Não importa se criança, dona-de-casa, empregada doméstica ou mulher de bandido: a angústia e o profundo sentimento de injustiça são os mesmos e se repetem, se repetem, se repetem. A competência de Conceição Evaristo para mergulhar fundo no pensamento e na ação do oprimido, e construir sua ficção- verdade, pode ser verificada não apenas em seus contos, mas também nos poemas e romances que já publicou. Aliás, mais de uma vez, ela afirmou que a gênese de sua escrita está no acúmulo de tudo que ouviu e viveu desde a infância. Cito:

Na origem de minha escrita, ouço os gritos, os chamados das vizinhas debruçadas sobre as janelas, ou nos vãos das portas contando em voz alta uma para as outras as suas mazelas, assim como as suas alegrias. Como ouvi conversas de mulheres! [...] Venho de uma família em que as mulheres, mesmo não estando totalmente livres de uma dominação machista, primeira a dos patrões, depois a dos homens, seus familiares, raramente se permitiam fragilizar. Como “cabeça” da família, elas construíam um mundo próprio, muitas vezes distantes e independentes de seus homens e, mormente, para apoiá-los depois. Talvez por isso, tantas personagens femininas em meus poemas e em minhas narrativas? Pergunto sobre isso, não afirmo. (2007, p. 20).

E foi a partir dessas reflexões que surgiu a idéia de “escrevivência’” – escrever a existência –, meio conceito, meio desafio para o eu lírico transcender o biográfico, e se colocar na base da escrita desta mulher madura, lúcida e solidária: “Foi daí, talvez, que eu descobri a função, a urgência, a dor, a necessidade e a esperança da escrita. É preciso comprometer a vida com a escrita ou é o inverso? Comprometer a escrita com a vida?” (2007, p. 17 e 21).

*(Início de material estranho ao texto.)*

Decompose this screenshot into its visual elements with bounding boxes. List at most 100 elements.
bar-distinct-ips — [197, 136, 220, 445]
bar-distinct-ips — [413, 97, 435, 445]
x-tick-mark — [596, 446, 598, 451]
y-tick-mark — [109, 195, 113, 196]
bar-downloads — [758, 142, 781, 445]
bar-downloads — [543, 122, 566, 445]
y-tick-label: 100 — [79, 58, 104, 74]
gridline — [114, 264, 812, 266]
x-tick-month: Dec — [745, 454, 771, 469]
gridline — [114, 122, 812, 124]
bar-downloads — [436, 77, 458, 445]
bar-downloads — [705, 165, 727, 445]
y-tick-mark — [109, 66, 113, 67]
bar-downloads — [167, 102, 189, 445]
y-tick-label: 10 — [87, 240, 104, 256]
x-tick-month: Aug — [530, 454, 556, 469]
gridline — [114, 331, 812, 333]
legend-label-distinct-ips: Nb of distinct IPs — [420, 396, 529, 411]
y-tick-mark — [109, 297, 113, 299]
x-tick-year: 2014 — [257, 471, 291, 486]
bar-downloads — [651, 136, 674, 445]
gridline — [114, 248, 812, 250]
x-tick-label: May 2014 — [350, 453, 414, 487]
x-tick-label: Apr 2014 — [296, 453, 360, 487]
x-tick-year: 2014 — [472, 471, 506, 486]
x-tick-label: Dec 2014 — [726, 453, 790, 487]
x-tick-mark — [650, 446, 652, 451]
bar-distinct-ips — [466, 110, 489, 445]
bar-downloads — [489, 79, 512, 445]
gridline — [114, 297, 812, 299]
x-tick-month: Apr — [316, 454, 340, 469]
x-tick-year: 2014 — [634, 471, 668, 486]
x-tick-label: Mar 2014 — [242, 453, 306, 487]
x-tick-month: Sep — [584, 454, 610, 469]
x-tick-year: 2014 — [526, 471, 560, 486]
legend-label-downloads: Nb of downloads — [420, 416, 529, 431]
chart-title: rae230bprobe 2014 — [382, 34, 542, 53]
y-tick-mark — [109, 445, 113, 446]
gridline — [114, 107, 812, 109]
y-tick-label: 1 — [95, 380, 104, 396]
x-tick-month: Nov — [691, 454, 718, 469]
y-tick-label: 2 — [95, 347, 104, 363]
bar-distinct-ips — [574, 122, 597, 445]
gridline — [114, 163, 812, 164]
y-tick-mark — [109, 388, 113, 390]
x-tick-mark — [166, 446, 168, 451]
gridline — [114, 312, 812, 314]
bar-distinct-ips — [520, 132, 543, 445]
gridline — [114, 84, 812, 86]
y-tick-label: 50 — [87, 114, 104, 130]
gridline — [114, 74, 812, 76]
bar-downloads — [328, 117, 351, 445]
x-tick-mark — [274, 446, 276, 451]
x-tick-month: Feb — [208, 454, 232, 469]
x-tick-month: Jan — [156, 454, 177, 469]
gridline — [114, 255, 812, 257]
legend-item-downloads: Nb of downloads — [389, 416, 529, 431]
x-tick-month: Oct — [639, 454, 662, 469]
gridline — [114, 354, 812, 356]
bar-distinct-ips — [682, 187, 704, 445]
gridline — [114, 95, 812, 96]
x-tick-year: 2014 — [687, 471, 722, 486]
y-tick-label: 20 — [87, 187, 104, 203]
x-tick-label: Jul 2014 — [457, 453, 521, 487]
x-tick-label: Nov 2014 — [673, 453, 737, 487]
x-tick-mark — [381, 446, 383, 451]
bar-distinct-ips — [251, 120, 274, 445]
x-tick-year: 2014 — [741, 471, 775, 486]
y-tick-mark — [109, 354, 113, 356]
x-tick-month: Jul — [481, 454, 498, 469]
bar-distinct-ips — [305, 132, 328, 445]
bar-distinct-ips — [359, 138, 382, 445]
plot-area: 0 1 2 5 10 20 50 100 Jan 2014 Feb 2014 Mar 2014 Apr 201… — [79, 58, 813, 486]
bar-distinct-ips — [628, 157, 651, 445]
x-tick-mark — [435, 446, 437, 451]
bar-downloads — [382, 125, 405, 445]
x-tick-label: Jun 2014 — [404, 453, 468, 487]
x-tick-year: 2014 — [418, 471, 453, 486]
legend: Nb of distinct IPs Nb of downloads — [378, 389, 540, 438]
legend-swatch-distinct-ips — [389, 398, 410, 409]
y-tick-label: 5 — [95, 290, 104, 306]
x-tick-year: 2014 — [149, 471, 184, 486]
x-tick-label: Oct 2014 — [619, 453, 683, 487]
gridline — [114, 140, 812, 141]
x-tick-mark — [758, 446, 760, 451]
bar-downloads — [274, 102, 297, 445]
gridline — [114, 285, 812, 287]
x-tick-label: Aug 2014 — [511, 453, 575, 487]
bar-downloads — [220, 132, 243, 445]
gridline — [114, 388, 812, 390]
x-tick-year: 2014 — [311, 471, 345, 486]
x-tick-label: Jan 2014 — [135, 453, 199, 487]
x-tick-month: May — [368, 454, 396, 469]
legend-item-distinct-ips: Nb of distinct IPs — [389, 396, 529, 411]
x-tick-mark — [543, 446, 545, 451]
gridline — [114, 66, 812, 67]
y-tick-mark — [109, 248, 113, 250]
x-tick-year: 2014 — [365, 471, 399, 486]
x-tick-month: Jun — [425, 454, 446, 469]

Vejamos rapidamente cada conto.

Nas poucas páginas de “Di Lixão”, temos o quase-drama de um jovem, filho de prostituta, sem pai, nem nada de seu, que vive nas ruas e dorme num quarto- marquise. O cotidiano de violência, as dores que o perseguem todo o tempo, marcam também sua morte.

Sentiu vontade de mijar. Quando ele era pequeno mijava nas calças. Sua mãe lhe batia sempre por isso. Um dia ela, numa crise de raiva, ao ver o menino todo ensopado de mijo, puxou a bimbinha dele até quase arrebentar. E dizia para ele aos berros que aquilo era para mijar, para mijar, mijar, mijar… (CN 14, p. 10).

Para melhor acomodar a dor, Di Lixão se enrola feito feto, como se buscasse outra vez um útero. O ‘efeito único’, tão exigido por Allan Poe, se realiza neste conto de forma surpreendente: é a morte que vem abraçar o menino, e protegê-lo da dor e da solidão.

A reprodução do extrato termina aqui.